The Lancaster field (100% owned by Hurricane) is the UK's first producing basement field. Hurricane has pursued a phased development of Lancaster, initially starting with an Early Production System consisting of two wells tied-back to the Aoka Mizu FPSO. Hydrocarbons were introduced to the FPSO system on 11 May 2019 and the first oil milestone was achieved on 4 June 2019.
In September 2018, Spirit Energy farmed-in to 50% of the Lincoln and Warwick assets, committing to a phased work programme targeting sanction of an initial stage of full field development.
Visit Hurricane's website at www.hurricaneenergy.com
Prior to publication, this document contained inside information under Regulation (EU) 596/2014 on market abuse.
Disclaimer
Forecasts and other forward looking statements
This announcement may contain projections, estimates, forecasts, targets, prospects, returns and/or opinions in relation to the Company (together the "Forecasts"). These Forecasts can be identified by the use of forward‐looking terminology, including the terms "believes," "estimates," "aims," "targets," "anticipates," "expects," "intends," "may," "will" or "should" or, in each case, their negative, or other variations or comparable terminology. The Forecasts involve significant assumptions and subjective judgments which may or may not prove to be correct and there can be no assurance that any Forecasts are a reliable indicator of future performance, nor that they are attainable or will be realised. There are a number of risks, uncertainties and factors that could cause actual results and developments to differ materially from those expressed or implied by any statements and Forecasts made in the Presentation. If one or more of these risks or uncertainties materialise, or if any underlying assumptions prove incorrect, the Company's actual results of operations, financial condition and liquidity and the development of the industry in which it operates may differ materially from those made in or suggested by the Forecasts. No reliance may be placed, for any purpose, on the Forecasts or the information contained in this announcement.

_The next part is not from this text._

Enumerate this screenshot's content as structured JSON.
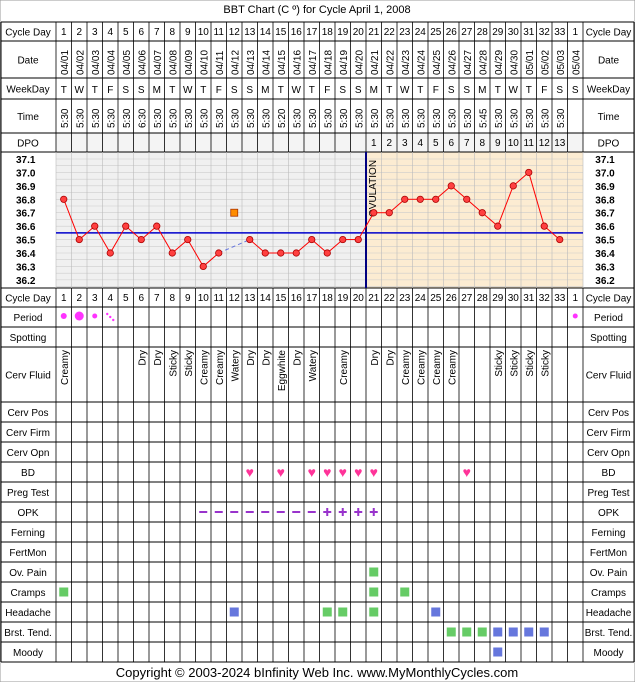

The Restructuring is subject to conditions
The completion of the Restructuring is subject to various conditions, including but not limited to the approval of the transaction and agreement of its terms by prescribed percentages of the Bondholders. There can be no assurance that the Restructuring will be completed on the terms currently envisaged, or at all.
U.S. securities laws disclaimer
This announcement, and the transactions to which it relates, has been issued in respect of securities of a non-U.S. company. Any offer of securities contemplated hereby is subject to disclosure requirements of a country other than the United States that are different from those of the United States.
Financial statements included in this announcement, if any, have been prepared in accordance with foreign accounting standards that may not be comparable to the financial statements of United States companies.
It may be difficult for a U.S. holder of the Convertible Bonds to enforce their rights and any claim they may have arising under U.S. federal securities laws, since the Company is located in a foreign country and all of its officers and directors are residents of a foreign country. A U.S. holder of the Convertible Bonds may not be able to sue a foreign company or its officers or directors in a foreign court for violations of the U.S. securities laws. It may be difficult to compel a foreign company and its affiliates to subject themselves to a U.S. court's judgment.